Despite this clear prohibition, under the executive order, the Centers for Medicare and Medicaid Services will likely be pressed to see how far the secretary of health and human services can use his authority under Section 1115 demonstrations to waive certain provisions of the law to achieve the order’s goals.
Using Medicaid to pay for traveling to medical care is not new. For example, a Medicaid enrollee that lives in a rural county in State A may already cross over state lines to a larger city in State B to receive medical care.
Medicaid also requires the federal government and states share in the cost of providing “nonemergency transportation” to medically necessary services covered under a state’s Medicaid plan. This can mean Medicaid may, under individual circumstances, pay for fuel, lodging, and meals for enrollees, including for family members’ overnight stays.
However, coverage for out-of-state travel is not automatic. The Medicaid agency typically requires documentation that the service cannot be rendered by a provider enrolled in the patient’s home state.
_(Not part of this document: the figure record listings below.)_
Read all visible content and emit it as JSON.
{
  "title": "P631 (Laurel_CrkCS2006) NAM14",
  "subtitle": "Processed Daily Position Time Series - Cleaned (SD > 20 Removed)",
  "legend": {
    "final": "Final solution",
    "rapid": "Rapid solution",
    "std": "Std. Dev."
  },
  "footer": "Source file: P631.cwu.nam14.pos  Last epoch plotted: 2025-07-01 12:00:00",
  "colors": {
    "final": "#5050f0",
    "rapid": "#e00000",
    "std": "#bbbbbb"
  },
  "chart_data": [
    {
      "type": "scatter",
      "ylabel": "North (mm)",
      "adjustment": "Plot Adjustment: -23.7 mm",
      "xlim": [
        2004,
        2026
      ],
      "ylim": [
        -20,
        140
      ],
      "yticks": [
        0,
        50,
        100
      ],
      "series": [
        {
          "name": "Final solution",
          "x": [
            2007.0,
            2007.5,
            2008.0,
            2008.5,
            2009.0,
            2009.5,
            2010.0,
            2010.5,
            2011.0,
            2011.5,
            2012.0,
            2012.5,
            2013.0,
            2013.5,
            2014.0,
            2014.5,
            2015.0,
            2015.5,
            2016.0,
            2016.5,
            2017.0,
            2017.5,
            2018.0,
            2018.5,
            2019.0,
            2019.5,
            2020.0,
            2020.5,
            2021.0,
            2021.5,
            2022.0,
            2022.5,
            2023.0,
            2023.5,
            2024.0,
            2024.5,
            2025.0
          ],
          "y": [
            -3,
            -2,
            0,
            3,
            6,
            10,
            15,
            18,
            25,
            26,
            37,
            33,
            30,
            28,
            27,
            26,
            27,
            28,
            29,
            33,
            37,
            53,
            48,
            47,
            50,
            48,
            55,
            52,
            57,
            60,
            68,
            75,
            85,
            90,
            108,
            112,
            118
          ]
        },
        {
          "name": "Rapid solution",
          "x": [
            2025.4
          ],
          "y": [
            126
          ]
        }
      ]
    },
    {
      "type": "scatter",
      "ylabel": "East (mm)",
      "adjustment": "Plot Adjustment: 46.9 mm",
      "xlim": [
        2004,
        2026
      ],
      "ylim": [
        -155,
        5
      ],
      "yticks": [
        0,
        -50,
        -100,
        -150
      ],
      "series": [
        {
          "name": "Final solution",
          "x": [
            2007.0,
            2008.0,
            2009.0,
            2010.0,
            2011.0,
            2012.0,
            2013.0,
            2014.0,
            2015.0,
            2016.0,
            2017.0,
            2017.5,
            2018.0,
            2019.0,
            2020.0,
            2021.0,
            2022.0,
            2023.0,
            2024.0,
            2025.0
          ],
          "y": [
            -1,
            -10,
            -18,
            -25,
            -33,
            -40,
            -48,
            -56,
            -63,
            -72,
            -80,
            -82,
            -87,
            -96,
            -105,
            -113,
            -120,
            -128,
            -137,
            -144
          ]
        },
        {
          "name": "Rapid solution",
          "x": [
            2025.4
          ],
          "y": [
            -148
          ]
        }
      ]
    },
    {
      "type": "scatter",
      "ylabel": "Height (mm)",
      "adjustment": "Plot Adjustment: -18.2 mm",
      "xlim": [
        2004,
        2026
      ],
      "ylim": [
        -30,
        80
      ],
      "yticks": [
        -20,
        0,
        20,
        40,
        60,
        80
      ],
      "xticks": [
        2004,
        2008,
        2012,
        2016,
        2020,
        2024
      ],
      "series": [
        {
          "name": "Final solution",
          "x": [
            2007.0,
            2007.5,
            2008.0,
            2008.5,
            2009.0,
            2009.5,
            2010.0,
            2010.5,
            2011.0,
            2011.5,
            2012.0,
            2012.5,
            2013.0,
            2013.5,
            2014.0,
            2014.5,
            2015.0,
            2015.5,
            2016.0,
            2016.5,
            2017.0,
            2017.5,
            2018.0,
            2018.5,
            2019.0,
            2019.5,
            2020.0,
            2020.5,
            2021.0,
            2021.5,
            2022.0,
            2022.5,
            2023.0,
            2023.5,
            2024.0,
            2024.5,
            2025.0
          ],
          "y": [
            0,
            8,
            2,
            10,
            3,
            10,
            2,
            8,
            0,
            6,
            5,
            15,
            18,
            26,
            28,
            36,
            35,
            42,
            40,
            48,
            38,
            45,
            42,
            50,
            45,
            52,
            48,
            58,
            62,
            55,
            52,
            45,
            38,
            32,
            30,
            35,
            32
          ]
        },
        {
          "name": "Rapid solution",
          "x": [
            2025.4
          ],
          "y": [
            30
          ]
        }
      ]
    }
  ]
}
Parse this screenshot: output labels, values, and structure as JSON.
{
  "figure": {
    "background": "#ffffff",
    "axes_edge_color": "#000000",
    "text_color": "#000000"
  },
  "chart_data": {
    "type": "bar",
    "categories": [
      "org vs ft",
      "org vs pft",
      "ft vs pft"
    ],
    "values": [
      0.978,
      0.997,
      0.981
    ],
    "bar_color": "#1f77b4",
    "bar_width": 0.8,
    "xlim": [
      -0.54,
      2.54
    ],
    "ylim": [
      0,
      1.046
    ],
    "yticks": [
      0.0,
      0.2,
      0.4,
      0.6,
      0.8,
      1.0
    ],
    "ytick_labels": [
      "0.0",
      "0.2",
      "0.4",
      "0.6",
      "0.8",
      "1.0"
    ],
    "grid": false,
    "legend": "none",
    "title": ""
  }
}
Moreover, the out-of-state provider must become enrolled in the originating state’s Medicaid program.
The first avenue—and obstacle—the Centers for Medicare and Medicaid Services will likely be pressed to consider with this new executive order is who would cover the costs.
As previously noted, under Medicaid, the federal government and the state share in the costs. Does the administration envision the federal government assuming the full cost of providing transportation services? The secretary’s waiver authority has never been found to permit the federal government to assume 100 percent of funding.
Hitting a dead end on full federal funding, the agency might consider ways to split the costs with the states. Under this scenario, the Centers for Medicare and Medicaid Services would have to consider which state would share in the cost—the state of origin or the state to which an individual traveled?
During Hurricanes Katrina and Rita, the Centers for Medicare and Medicaid Services used its authority to waive certain requirements as thousands of Medicaid enrollees left Louisiana and spread to more than 30 states. In those instances, the agency held Louisiana responsible for the nonfederal share of the costs.
The second avenue—and obstacle—the Centers for Medicare and Medicaid Services might be pressed to consider are ways to circumvent the limitations by detaching funding from the individual Medicaid enrollee and instead directing the payments to the service provider, such as a transportation service.
Here too, however, even in those states that have received waivers to use Medicaid funding for activities that are not attached to an individual Medicaid enrollee, such as providing funding directly to hospitals, the Hyde Amendment applies to those federal funds as well, prohibiting their use for abortion-related services.
Thus, despite the anticipation of the executive order, the Centers for Medicare and Medicaid Services will likely report back that states wanting to expand access to abortion for women enrolled in Medicaid outside of their state can only do so by using their own state dollars with no federal match.